Uma de suas criações mais insanas foi um organismo policial secreto, os temíveis Tonton Macoute, que, por sua vez constituíam um arremedo canhestro, mas não menos violento e ignóbil que o modelo abertamente adotado, a Gestapo, que agia à luz do dia espalhando terror, seqüestrando, torturando e eliminando fisicamente os que ousavam contrariar ordens de Papa Doc. Além dos rituais de vodu, até hoje praticados em larga escala pelos haitianos, a polícia política pouco permitia aos cidadãos, incluindo estrangeiros que se aventurassem a fazer turismo ou negócios no país.

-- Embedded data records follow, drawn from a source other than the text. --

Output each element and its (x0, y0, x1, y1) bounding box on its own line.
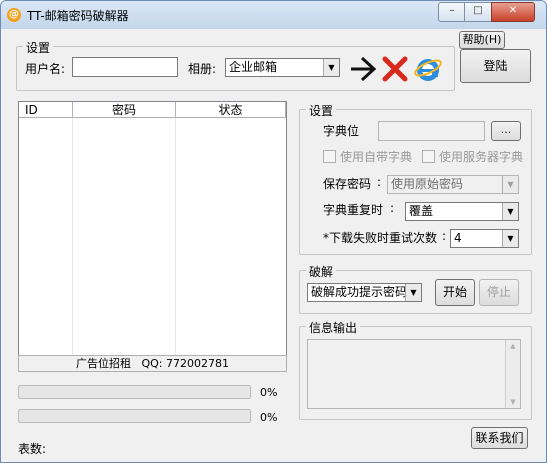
save-password-value: 使用原始密码 (391, 177, 464, 191)
mailbox-select[interactable]: 企业邮箱 ▼ (225, 58, 340, 77)
info-output-scrollbar[interactable]: ▲ ▼ (505, 340, 520, 408)
crack-mode-value: 破解成功提示密码 (311, 285, 408, 299)
arrow-right-icon[interactable] (348, 54, 378, 84)
list-gridline (72, 118, 73, 355)
crack-legend: 破解 (306, 263, 337, 280)
list-column-password[interactable]: 密码 (73, 102, 176, 118)
progress-1-label: 0% (260, 386, 278, 399)
list-column-status[interactable]: 状态 (176, 102, 286, 118)
builtin-dict-label: 使用自带字典 (340, 150, 413, 164)
chevron-down-icon: ▼ (502, 230, 518, 247)
retry-colon: : (442, 229, 447, 243)
list-gridline (175, 118, 176, 355)
list-column-id[interactable]: ID (19, 102, 73, 118)
results-list[interactable]: ID 密码 状态 (18, 101, 287, 356)
red-x-icon[interactable] (380, 54, 410, 84)
dictionary-settings-legend: 设置 (306, 102, 337, 119)
login-settings-legend: 设置 (23, 39, 54, 56)
stop-button[interactable]: 停止 (479, 279, 519, 306)
retry-count-select[interactable]: 4 ▼ (450, 229, 519, 248)
title-bar[interactable]: @ TT-邮箱密码破解器 – □ ✕ (1, 1, 546, 29)
duplicate-colon: : (390, 201, 395, 215)
duplicate-value: 覆盖 (409, 204, 434, 218)
browse-button[interactable]: ... (491, 121, 521, 141)
scroll-up-icon[interactable]: ▲ (506, 340, 520, 352)
duplicate-select[interactable]: 覆盖 ▼ (405, 202, 519, 221)
progress-bar-2 (18, 409, 251, 423)
client-area: 设置 用户名: 相册: 企业邮箱 ▼ 帮助(H) 登陆 ID 密码 状态 广告位… (9, 30, 539, 456)
chevron-down-icon: ▼ (405, 284, 421, 301)
status-count-label: 表数: (18, 442, 47, 456)
save-password-label: 保存密码 (323, 177, 372, 191)
checkbox-box (422, 150, 435, 163)
mailbox-label: 相册: (188, 62, 217, 76)
start-button[interactable]: 开始 (435, 279, 475, 306)
login-button[interactable]: 登陆 (460, 49, 531, 83)
chevron-down-icon: ▼ (502, 203, 518, 220)
builtin-dict-checkbox[interactable]: 使用自带字典 (323, 148, 412, 165)
contact-us-button[interactable]: 联系我们 (471, 427, 528, 449)
retry-label: *下载失败时重试次数 (323, 231, 438, 245)
list-footer-ad: 广告位招租 QQ: 772002781 (18, 355, 287, 372)
save-password-colon: : (377, 175, 382, 189)
list-header: ID 密码 状态 (19, 102, 286, 118)
app-icon: @ (7, 8, 21, 22)
close-window-button[interactable]: ✕ (491, 2, 535, 22)
main-window: @ TT-邮箱密码破解器 – □ ✕ 设置 用户名: 相册: 企业邮箱 ▼ 帮助… (0, 0, 547, 463)
internet-explorer-icon[interactable] (413, 54, 443, 84)
maximize-button[interactable]: □ (464, 2, 492, 22)
minimize-button[interactable]: – (438, 2, 466, 22)
server-dict-checkbox[interactable]: 使用服务器字典 (422, 148, 523, 165)
username-input[interactable] (72, 57, 178, 77)
mailbox-select-value: 企业邮箱 (229, 60, 278, 74)
username-label: 用户名: (25, 62, 66, 76)
window-title: TT-邮箱密码破解器 (27, 9, 129, 23)
scroll-down-icon[interactable]: ▼ (506, 396, 520, 408)
checkbox-box (323, 150, 336, 163)
duplicate-label: 字典重复时 (323, 203, 384, 217)
dictionary-path-input[interactable] (378, 121, 485, 141)
chevron-down-icon: ▼ (502, 176, 518, 193)
server-dict-label: 使用服务器字典 (439, 150, 524, 164)
retry-count-value: 4 (454, 231, 462, 245)
progress-bar-1 (18, 385, 251, 399)
dictionary-label: 字典位 (323, 124, 360, 138)
help-button[interactable]: 帮助(H) (459, 31, 505, 49)
info-output-legend: 信息输出 (306, 319, 361, 336)
chevron-down-icon: ▼ (323, 59, 339, 76)
progress-2-label: 0% (260, 411, 278, 424)
crack-mode-select[interactable]: 破解成功提示密码 ▼ (307, 283, 422, 302)
info-output-textarea[interactable]: ▲ ▼ (307, 339, 521, 409)
save-password-select[interactable]: 使用原始密码 ▼ (387, 175, 519, 194)
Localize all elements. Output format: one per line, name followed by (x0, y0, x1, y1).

Essa realidade foi descrita pelo escritor inglês Graham Greene no romance publicado pela Civilização Brasileira, se não me falha a memória, sob o título Os farsantes, logo transformado por Hollywood num belo filme estrelado por Elizabeth Taylor, Richard Burton, Alec Guinnes e Peter Ustinov. O filme (e o romance) exibem em detalhes a ortodoxia obscurantista exercida pelo ditador e sua polícia, dentre os quais estava a vigilância ostensiva, inclusive, do pessoal das embaixadas acreditadas em Porto Príncipe.

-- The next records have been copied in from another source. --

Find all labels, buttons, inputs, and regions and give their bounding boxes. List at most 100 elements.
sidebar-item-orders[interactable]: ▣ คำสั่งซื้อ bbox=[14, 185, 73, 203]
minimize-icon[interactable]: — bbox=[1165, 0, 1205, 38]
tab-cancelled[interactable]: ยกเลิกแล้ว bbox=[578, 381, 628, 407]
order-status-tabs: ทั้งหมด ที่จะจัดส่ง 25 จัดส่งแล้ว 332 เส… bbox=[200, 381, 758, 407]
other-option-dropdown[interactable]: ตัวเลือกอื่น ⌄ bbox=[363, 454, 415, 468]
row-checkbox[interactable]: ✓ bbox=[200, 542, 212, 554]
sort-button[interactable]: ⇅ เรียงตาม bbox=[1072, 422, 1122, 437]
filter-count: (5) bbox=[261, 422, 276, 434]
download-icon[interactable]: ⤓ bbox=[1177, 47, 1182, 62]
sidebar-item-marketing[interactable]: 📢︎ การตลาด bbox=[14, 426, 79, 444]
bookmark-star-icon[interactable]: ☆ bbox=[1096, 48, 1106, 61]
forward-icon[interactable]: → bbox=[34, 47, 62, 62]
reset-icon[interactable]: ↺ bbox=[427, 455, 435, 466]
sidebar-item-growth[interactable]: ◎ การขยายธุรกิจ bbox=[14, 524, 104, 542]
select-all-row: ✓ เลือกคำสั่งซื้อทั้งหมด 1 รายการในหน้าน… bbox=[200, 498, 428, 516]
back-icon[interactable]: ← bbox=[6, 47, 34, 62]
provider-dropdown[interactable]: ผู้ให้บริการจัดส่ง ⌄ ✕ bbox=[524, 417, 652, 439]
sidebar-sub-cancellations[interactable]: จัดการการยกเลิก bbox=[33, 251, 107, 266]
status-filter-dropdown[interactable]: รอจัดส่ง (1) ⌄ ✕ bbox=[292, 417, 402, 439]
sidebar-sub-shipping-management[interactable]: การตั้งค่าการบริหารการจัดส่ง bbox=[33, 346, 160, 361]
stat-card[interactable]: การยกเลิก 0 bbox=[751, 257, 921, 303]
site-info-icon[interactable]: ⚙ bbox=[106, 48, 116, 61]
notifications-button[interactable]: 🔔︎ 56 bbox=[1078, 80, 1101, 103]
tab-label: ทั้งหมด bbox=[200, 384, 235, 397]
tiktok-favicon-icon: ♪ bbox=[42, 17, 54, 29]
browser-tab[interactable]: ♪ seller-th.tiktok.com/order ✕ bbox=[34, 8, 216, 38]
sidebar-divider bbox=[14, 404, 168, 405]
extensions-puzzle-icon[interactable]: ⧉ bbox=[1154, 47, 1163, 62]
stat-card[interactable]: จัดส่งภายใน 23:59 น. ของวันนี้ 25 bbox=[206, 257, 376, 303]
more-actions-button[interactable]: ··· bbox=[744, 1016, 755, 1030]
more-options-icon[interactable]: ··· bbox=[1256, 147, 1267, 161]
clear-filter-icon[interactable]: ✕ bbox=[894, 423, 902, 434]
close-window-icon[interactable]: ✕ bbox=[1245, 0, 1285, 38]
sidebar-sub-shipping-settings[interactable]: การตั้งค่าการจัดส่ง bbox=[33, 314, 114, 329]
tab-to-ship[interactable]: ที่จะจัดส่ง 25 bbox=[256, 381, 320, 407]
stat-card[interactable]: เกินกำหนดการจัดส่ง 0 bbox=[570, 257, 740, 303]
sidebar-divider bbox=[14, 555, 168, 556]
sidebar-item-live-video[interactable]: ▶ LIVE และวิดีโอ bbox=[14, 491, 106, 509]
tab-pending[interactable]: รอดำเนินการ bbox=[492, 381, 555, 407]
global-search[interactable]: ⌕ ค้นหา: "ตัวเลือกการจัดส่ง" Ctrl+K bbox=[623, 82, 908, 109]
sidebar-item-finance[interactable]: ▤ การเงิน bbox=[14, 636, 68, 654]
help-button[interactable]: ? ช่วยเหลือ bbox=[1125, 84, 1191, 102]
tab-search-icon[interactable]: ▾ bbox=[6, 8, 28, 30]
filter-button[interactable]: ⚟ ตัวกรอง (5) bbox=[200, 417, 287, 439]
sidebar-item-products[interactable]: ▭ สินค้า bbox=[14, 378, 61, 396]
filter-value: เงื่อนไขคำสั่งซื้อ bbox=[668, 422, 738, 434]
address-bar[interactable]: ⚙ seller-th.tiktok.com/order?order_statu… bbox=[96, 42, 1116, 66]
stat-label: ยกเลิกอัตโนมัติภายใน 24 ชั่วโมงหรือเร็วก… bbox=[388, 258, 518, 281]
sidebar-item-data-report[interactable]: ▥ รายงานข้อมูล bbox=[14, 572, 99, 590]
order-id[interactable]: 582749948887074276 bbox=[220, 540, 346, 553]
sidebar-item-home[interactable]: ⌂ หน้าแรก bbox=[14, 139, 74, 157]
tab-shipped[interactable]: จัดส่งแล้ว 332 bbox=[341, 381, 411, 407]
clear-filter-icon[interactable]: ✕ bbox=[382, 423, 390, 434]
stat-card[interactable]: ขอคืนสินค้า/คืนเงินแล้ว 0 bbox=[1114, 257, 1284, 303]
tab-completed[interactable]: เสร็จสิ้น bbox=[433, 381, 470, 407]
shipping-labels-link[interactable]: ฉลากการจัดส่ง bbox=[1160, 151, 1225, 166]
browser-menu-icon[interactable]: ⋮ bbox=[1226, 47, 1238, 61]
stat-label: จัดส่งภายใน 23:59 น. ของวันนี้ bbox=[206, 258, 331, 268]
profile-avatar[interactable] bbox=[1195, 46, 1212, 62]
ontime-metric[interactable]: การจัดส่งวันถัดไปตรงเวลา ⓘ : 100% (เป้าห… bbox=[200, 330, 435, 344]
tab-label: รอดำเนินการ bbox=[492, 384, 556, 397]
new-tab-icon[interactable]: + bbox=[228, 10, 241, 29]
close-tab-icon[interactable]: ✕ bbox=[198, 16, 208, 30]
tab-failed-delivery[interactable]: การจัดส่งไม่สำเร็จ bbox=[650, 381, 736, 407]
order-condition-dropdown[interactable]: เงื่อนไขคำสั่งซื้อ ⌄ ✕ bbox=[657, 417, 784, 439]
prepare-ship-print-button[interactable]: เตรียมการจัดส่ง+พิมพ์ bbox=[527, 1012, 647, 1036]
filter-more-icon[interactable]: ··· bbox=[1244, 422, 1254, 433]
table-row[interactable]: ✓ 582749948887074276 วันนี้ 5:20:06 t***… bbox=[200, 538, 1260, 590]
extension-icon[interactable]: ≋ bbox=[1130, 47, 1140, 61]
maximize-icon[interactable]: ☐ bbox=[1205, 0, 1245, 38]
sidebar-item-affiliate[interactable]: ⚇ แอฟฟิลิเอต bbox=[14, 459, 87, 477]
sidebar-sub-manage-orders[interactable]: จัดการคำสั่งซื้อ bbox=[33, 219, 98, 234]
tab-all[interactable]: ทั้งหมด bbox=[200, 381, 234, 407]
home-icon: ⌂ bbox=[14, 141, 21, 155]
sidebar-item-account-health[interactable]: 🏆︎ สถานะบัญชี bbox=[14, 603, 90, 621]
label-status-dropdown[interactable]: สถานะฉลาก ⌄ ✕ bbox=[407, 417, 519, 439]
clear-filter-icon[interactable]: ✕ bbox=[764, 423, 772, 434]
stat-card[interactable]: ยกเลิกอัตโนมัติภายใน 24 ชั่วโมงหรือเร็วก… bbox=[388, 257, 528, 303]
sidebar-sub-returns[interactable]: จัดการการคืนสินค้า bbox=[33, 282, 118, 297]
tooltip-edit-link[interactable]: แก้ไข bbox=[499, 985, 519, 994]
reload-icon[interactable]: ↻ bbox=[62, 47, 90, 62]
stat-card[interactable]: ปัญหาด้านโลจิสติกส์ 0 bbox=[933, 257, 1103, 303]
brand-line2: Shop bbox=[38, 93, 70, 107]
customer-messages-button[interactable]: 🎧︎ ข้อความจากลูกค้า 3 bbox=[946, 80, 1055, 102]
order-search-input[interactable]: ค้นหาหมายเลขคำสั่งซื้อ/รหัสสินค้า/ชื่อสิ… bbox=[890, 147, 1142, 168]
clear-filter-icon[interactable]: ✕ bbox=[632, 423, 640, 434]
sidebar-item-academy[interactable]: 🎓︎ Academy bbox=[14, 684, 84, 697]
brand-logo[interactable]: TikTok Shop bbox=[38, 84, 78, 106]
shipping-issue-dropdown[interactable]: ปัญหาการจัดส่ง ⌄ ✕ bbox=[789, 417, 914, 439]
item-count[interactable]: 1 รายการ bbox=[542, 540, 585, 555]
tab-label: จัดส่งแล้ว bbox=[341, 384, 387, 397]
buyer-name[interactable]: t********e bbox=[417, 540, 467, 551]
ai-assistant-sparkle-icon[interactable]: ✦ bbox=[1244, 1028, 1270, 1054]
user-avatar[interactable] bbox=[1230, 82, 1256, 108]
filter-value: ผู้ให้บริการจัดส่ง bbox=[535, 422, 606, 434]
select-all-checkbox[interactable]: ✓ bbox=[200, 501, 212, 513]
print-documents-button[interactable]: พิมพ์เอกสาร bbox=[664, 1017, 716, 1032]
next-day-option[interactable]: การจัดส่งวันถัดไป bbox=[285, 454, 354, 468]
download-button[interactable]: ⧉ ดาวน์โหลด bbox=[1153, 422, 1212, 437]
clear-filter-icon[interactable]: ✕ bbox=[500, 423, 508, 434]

Forçados pela miséria, doenças e a falta de escolas e hospitais, essencialmente, sem falar no regime de exceção mais estúpido que a América conheceu, os haitianos escolheram como líder da luta democrática o ex-padre Jean-Bertrand Aristide, que por defender as teses da Teologia da Libertação acabou sendo expulso da Igreja.

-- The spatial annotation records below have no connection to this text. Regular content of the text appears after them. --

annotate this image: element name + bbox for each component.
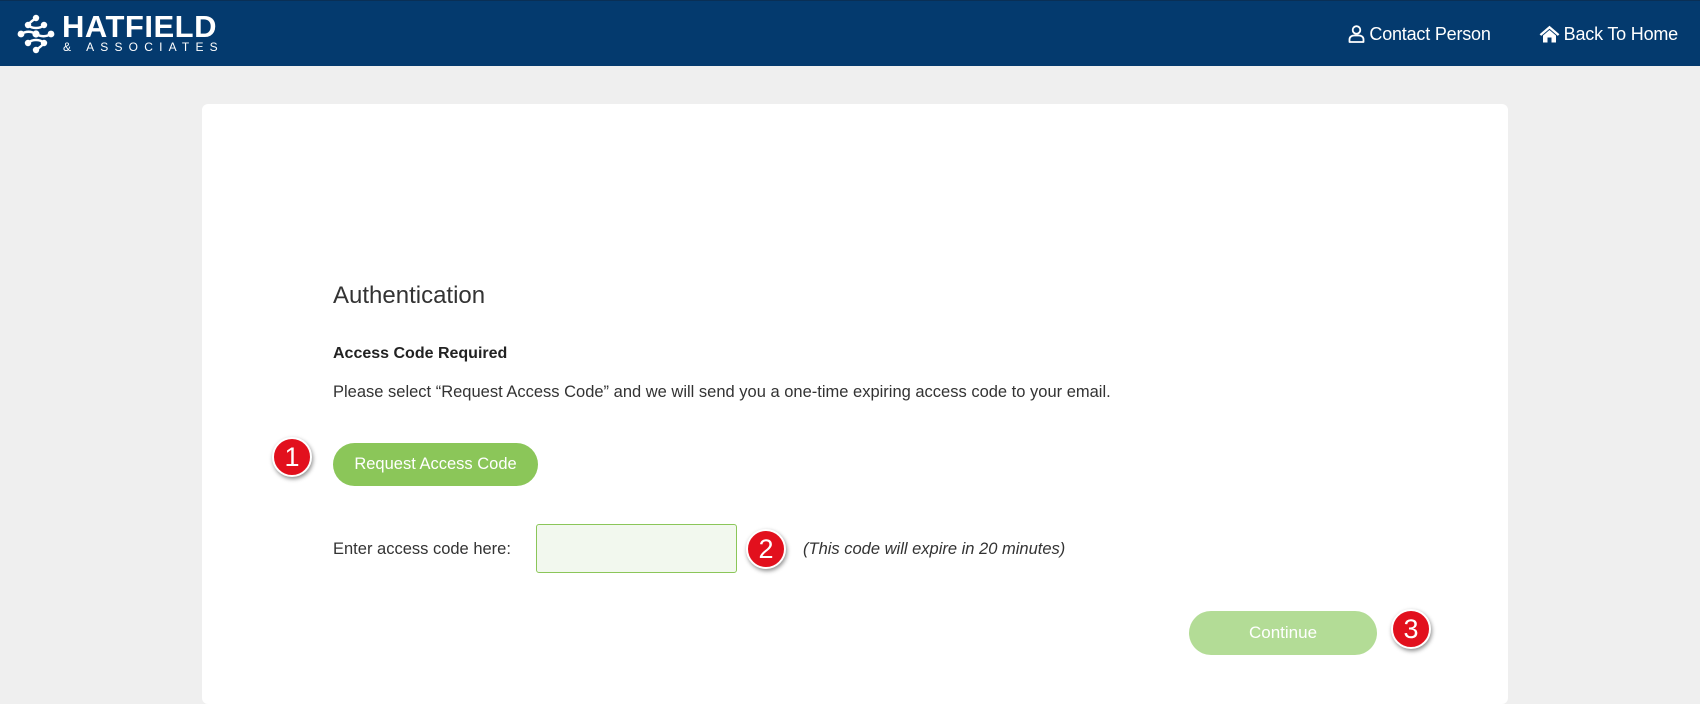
logo-main-text: HATFIELD — [62, 9, 217, 44]
logo-sub-text: & ASSOCIATES — [63, 40, 224, 54]
expire-note: (This code will expire in 20 minutes) — [803, 540, 1066, 558]
access-code-input[interactable] — [536, 524, 737, 573]
home-icon — [1539, 25, 1560, 43]
hatfield-logo[interactable]: HATFIELD & ASSOCIATES — [16, 9, 224, 57]
step-marker-3: 3 — [1391, 609, 1431, 649]
user-icon — [1348, 25, 1365, 43]
logo-mark-icon — [17, 14, 55, 54]
request-access-code-button[interactable]: Request Access Code — [333, 443, 538, 486]
access-code-label: Enter access code here: — [333, 540, 511, 558]
continue-button[interactable]: Continue — [1189, 611, 1377, 655]
back-to-home-link[interactable]: Back To Home — [1539, 24, 1678, 45]
top-navbar: HATFIELD & ASSOCIATES Contact Person Bac… — [0, 0, 1700, 66]
back-to-home-label: Back To Home — [1563, 23, 1679, 44]
step-marker-2: 2 — [746, 529, 786, 569]
page-title: Authentication — [333, 282, 486, 309]
header-nav: Contact Person Back To Home — [1348, 1, 1700, 67]
instructions-text: Please select “Request Access Code” and … — [333, 383, 1111, 401]
contact-person-link[interactable]: Contact Person — [1348, 23, 1491, 45]
contact-person-label: Contact Person — [1369, 23, 1491, 44]
access-code-required-heading: Access Code Required — [333, 345, 508, 362]
step-marker-1: 1 — [272, 437, 312, 477]
authentication-card: Authentication Access Code Required Plea… — [202, 104, 1508, 704]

Foi o primeiro haitiano a ser eleito democraticamente para a presidência, depois dos 30 anos de domínio da família Duvalier. Em 1990 quando essa eleição aconteceu, Papa Doc já estava morto e substituído pelo filho mais velho, Baby Doc, um enxundioso mancebo com ar abúlico, que ficou pouco tempo no poder e exilou-se em Paris a cavaleiro de um butim de US$ 120 milhões. Meses depois o vitorioso Aristide foi igualmente apeado por um golpe militar, exilando-se nos Estados Unidos. Em 1994, entretanto, a diplomacia militar de Washington garantiu sua volta ao governo. Seu primeiro ato, então, foi dissolver o exército.

Em 2000, o ex-padre que elegera o sucessor, René Préval, conquistou o segundo mandato, encerrado no último domingo com sua “fuga” do país, segundo os jornais, em operação coordenada pela CIA, o que já dá o que pensar. O próprio Aristide, ao chegar ao país africano que lhe deu asilo, declarou ter sido vítima de um golpe de Estado e levado a força para o avião. Enquanto isso Guy Philippe, ex-chefe de polícia, e Louis-Jadel Chamblain, ex-sargento do exército desmobilizado, principais figuras da oposição armada a Aristide, a quem acusam de fraude eleitoral e corrupção, foram recebidos como salvadores da pátria pela frenética e maltrapilha multidão que antes se engalfinhava e saqueava lojas.

A perspectiva política do Haiti não é suficientemente clara para quaisquer prognósticos quanto ao futuro do país. Philippe auto proclamou-se chefe militar em comando e mandou incisivo recado ao presidente provisório, de que não admitirá a menor ingerência na tarefa a si mesmo atribuída de reorganizar o exército. Com relação aos soldados estrangeiros integrantes da força de paz, vai acatar sua presença mas não suas ordens. Na farsa que tudo indica poderá ter conseqüências ainda mais funestas para a nação caribenha tudo é nebuloso, apesar do oceano constantemente anil das Antilhas. A maioria da população tem fome, está desempregada e a distância que a separa das poucas famílias que compõem a elite é infinita.

Assim como Marx previu com inegável clarividência as muitas farsas que a história haveria de testemunhar, como repetição das tragédias, cabe mais uma vez lembrar o pensamento assaz oportuno de Lampedusa, de que sempre é preciso mudar para que tudo fique rigorosamente igual.